Créé par la loi du 9 mars 2004, ce registre compile des informations concernant l’identité et le domicile d’auteurs de certaines infractions à caractère sexuel. Prévenir la récidive, faciliter l’identification et la localisation des auteurs : tels sont les buts affichés de ce fichier. Pour autant, bien que le meurtrier présumé d’Angélique figurait dans ce registre, personne dans la commune de Wambrechies (Nord) n’était au courant.
La raison est simple : en France, ce fichier n’est accessible qu’à une poignée d’autorités. Aux États-Unis et au Québec, en revanche, ces données sont rendues publiques et permettent aux citoyens de s’informer de l’éventuelle présence de prédateurs sexuels dans leur région.
Les États-Unis et le Québec, pionniers de la publicisation des données judiciaires
C’est en Amérique du Nord que la publicisation des informations concernant les agresseurs sexuels est la plus développée. Aux États-Unis, la loi Megan de 1994 exige que les autorités policières mettent à la disposition du public toute information concernant les délinquants sexuels enregistrés. Cette loi a été créée en réponse au meurtre de Megan Kanka, violée puis assassinée par son voisin, pédophile multirécidiviste.
Pour autant, le mode d’application diffère selon les lois fédérales de chaque État. Ainsi, dans certains États, tous les délinquants sexuels font l’objet d’un avis public par l’intermédiaire des sites web de Megan’s Law. Dans d’autres, seuls les renseignements sur les délinquants à risque élevé sont accessibles au public.

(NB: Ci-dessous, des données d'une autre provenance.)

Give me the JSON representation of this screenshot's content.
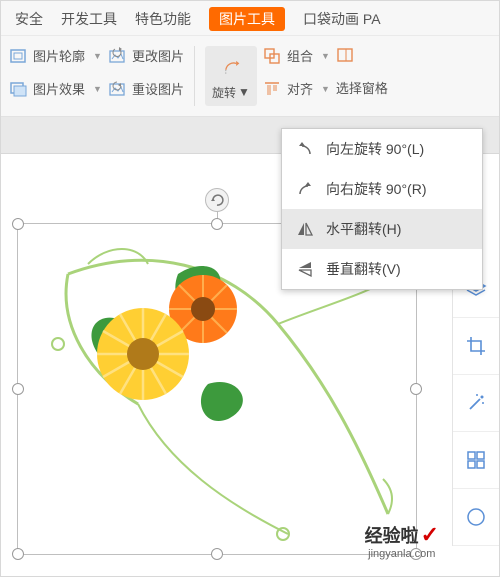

En Californie, le site gouvernemental www.meganslaw.ca.gov permet à tout citoyen de savoir où habitent les délinquants sexuels condamnés. On y tape son adresse, puis apparaît une carte interactive permettant de repérer les agresseurs du voisinage. On peut voir leurs photos, leur taille, leur poids, leur âge, des détails sur la nature de leurs délits et toutes autres informations. La honte et la mise en pâture des délinquants sexuels aux États-Unis fait donc partie intégrante de la sanction pénale
Néanmoins, la majorité des travaux sur le sujet ne révèlent pas de changement statistiquement significatif en matière de délinquance sexuelle, à la suite de la mise en œuvre d’une telle mesure. Quelques études indiquent toutefois que la récidive sexuelle a quant à elle pu être diminuée. Pire, le pays a connu quelques règlements de compte sanglants à la suite de la publication de ces informations.
Au Québec, ce sont les médias qui endossent le rôle de la police. En mars 2014, Le Journal du Québec publie une compilation sans précédent des données d’une trentaine de districts judiciaires, permettant de répertorier et d’identifier sur une carte géographique de la région les lieux de résidence de tous les agresseurs sexuels allégués.
Seuls les individus jugés coupables et ceux en attente de procès sont représentés sur cette carte interactive. Ce moteur de recherche offre donc la possibilité aux internautes de connaître en un simple coup d’œil, l’état de la situation concernant des abus sexuels dans la région.
Est-ce envisageable en France ?
Reste à savoir si ce modèle est applicable en France. Interrogé par Le Point, l’avocat pénaliste Antoine Caté, diplômé de l’institut de criminologie de Lille-2, est sceptique :
« Une telle publicisation des données judiciaires soulèverait une double problématique. D’une part, la Commission nationale de l’informatique et des libertés (Cnil), chargée de veiller à ce que l’informatique ne porte atteinte ni à l’identité humaine, ni aux droits de l’homme, ni à la vie privée, ni aux libertés individuelles ou publiques, n’accepterait pas l’accès sans restriction à de telles informations. D’autre part, l’ordre public serait grandement menacé. »
Pour le juriste, la mise en place de ce modèle en France serait davantage un constat d’échec de la part de l’État, incapable de protéger ses administrés, qu’un progrès dans la lutte contre la délinquance sexuelle.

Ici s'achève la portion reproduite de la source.